Les créateurs se déplacent plutôt rarement. Lorsque c’est le cas, les réactions sont très diverses allant d’une discrétion poussée parfois jusqu’au retrait, au joyeux bain de foule. Certains sont très étonnés de voir que leur travail intéresse et répondent aux sollicitations dont ils sont l’objet. En général, ils ne sont pas dans l’analyse ou l’explication mais plutôt dans la narration détachée de l’objet ; ils parlent d’eux, se racontent. Par exemple, André Robillard était présent au vernissage de l’exposition que nous lui avons consacrée en 2009. Très à l’aise, il passait de salle en salle, disponible, échangeait avec qui le sollicitait. Il ne parlait pas ou très peu de ses fusils et de ses dessins mais plutôt des opportunités de rencontres et des voyages qu’ils avaient provoqués, détaillant la façon dont son quotidien s’en trouvait modifié. Et lorsqu’il commentait son travail, c’était un propos décalé, presque comme s’il était étranger à ce qu’il avait fabriqué ou dessiné. L’objet crée était mis à distance, sans nécessité d’appropriation, sans revendication. D’autres font le déplacement mais ne se mêlent pas au public, observent, évitent le contact, esquivent les regards, se placent en retrait, s’absentent bien que physiquement présents.
C’est là que l’on prend la mesure de cette différence entre la Création Franche et l’art classique. Le rapport à leur travail change tout. De même, le rapport marchand, comment est-il envisagé ? Que pensez-vous du cas de Daniel Johnston, maniaco-dépressif, et le fait qu’il soit aujourd’hui récupéré par des galeries d’art contemporain mainstream ? Selon vous, est-ce une déviance ?

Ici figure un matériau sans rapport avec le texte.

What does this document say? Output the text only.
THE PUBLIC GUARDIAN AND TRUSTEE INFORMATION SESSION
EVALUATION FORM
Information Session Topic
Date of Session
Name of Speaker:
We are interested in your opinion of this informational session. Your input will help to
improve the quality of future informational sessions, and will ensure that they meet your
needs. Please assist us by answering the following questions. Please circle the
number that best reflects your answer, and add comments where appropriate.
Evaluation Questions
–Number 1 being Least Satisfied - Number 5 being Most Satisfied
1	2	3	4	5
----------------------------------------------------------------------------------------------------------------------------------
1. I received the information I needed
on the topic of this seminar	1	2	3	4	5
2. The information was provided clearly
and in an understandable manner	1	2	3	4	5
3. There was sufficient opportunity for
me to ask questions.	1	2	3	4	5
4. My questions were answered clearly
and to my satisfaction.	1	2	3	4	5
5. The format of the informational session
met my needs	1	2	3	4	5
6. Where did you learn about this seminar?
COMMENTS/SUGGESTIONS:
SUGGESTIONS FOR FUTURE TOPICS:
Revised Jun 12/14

Nous sommes résolument en dehors du système marchand. La galerie adossée au musée permet de proposer des œuvres à la vente, mais sans que nous prélevions quoi que ce soit sur la transaction. Le règlement est libellé au nom du créateur et nous restons très attachés à cette positon de simple passeur. L’important pour nous est de contribuer à la circulation de l’œuvre, d’aider de cette manière à la condition matérielle des créateurs que nous présentons. Nous entretenons avec la plupart d’entre eux une relation de forte proximité nourrie par des contacts et une écoute permanents. Mais nous ne sommes pas et ne seront jamais des marchands. C’est un autre travail dont la compatibilité avec l’art brut a souvent été mise en débat, une question qui continue d’agiter le landerneau. Cependant, sur ce point, je rejoins le galeriste Christian Berst* lorsqu’il s’interroge : «Pourquoi voudrait-on, en écho aux prescriptions de Dubuffet, que l’art brut pour garder en quelque sorte sa pureté, échappe aux lois du marché ? La perversion morale et la conformité esthétique menacent-elles dès lors qu’il s’agit d’estimer l’inestimable ? ». Quant à Daniel Johnston, réputé avoir crée le son lo-fi, ses dessins sont à l’image de sa musique, et réciproquement. Les galeries d’art contemporain auxquelles vous faites allusion font le job ; elles surfent sur le buzz outisder-art consolidé par l’image construite sur le musicien. Elles s’emparent de son nom pour vendre ses peintures, ne font que du commerce, un exercice paresseux du métier. A chacun d’apprécier et de suivre ou non. Cependant, ce que je sais de Daniel Johnston me laisse penser que cela ne changera rien à rien dans sa façon d’être ni sa manière de faire. Cela n’entachera ni sa vérité, ni son authenticité ni son indépendance. La seule certitude, à ma connaissance, c’est que, pour un commerçant, ses dessins sont plus profitables que ses disques. A chacun d’apprécier l’opportunité de s’inscrire ou non dans la mode.